Situs milik Kesultanan Kasepuhan Cirebon, Jabar, rata dengan tanah. Situs peninggalan Sultan Sepuh V PRA Matangaji itu diduga diuruk pemilik lahan.
Sultan Sepuh XIV PRA Arief Natadiningrat meradang akibat kejadin tersebut. Pasalnya salah satu situs peninggalan Kesultanan Kasepuhan Cirebon rusak.
DPRD Kota Cirebon berinisiatif mengundang semua pihak untuk menyelesaikan masalah ini. Mulai dari pihak pengembang, pemilik lahan, kesultanan dan dinas terkait.
SCROLL TO CONTINUE WITH CONTENT
Dalam rapat tersebut, pemilik lahan, Subekti mengaku telah memeriksa tentang situs tersebut. Dari hasil penulusurannya, Subekti menilai situs Sultan Matangaji bukanlah cagar budaya.
"Memang developer ada keinginan membeli tanah kami. Akhirnya kita babad lagi pohon-pohon yang berada di sekitar bangunan itu (situs)," kata Subekti saat rapat bersama DPRD Kota Cirebon, Senin (24/2/2020).

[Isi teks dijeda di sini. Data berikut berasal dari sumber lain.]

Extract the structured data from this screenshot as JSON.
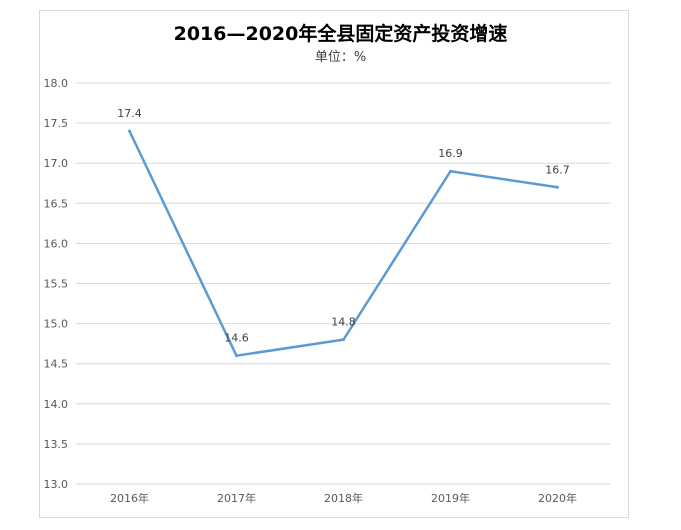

Bekti mengaku situs tersebut merupakan bangunan anyar. "2013 itu kecil bentuknya. Kita bongkar dan Januari 2020 ada lagi. Seperti dibangun orang, bentuknya lebih besar," kata Subekti.
Subekti mengaku siap bertanggung jawab tentang kejadian tersebut. Ia menunggu hasil kajian Dinas Kepemudaan Olahraga Kebudayaan dan Pariwisata (DKOKP) dan Tim Ahli Cagar Budaya (TACB) Kota Cirebon.
"Sekarang akan kami bentengi bangunan yang diduga situs itu. Rencananya besok kami dan Macan Ali kerjabakti membersihkan tanah yang menguruk situs. Ya intinya saya tidak tahu," kata Suberkti.
Sementara itu, Wakil Ketua DPRD Kota Cirebon Handarujati Kalamullah meminta agar segala aktivitas pembangunan yang berada di sekitar situs dihentikan. "Hentikan dulu aktivitas sampai masalah ini clear dan terang benderang. Kemudian mengundang Balar (Balai Arkeologi) Bandung untuk mengkaji," kata politikus yang akrab disapa Andru.
Andru mengatakan penyelesaian masalah tentang rusaknya situs Sultan Matangaji ini agar bisa dirampungkan selama satu bulan. Rencananya, pihak DPRD akan merapatkan kembali dengan pihak terkait.
"Ke depan kita akan rapat lagi. Agar permasalahan ini tidak terulang. Termasuk semua situs yang belum diketahui pemkota, dan juga kami," kata Andru.
Sebelumnya, budayawan Cirebon Jajat Sudrajat menceritakan Sultan Matangaji merupakan salah satu saksi perlawanan Kesultanan Kasepuhan terhadap penjajah. Situs tersebut bagian dari tempat meditasi dan sembunyinya Sultan Matangaji dari penjajah pada masa kolonial.
"Jadi, sebenarnya situsnya itu ada dua. Ada gerojokan yang lokasinya di bawah, aliran sungai. Kemudian tempat meditasi yang sekarang sudah rata dengan tanah. Gerojokan masih ada, tapi situs utamanya ini yang dirusak," kata Jajat.
Lebih lanjut, Jajat mendeskripsikan tentang bangunan utama situs Sultan Matangaji. Bentuknya mirip dengan Gua Argajumut, salah satu gua yang berada di Gua Sunyaragi Kota Cirebon. Bedanya, lanjut Jajat, situs Sultan Matangaji lebih terbuka ketimbang Argajumut.
Jajat tak menampik situs Sultan Matangaji belum terdaftar sebagai benda cagar budaya. "Mendaftarkan sebuah tempat atau benda sebagai cagar budaya itu banyak pertimbangannya. Harus ada pertanggungjawabannya, minimal juru pelihara. Ya memang belum terdaftar," kata Jajat.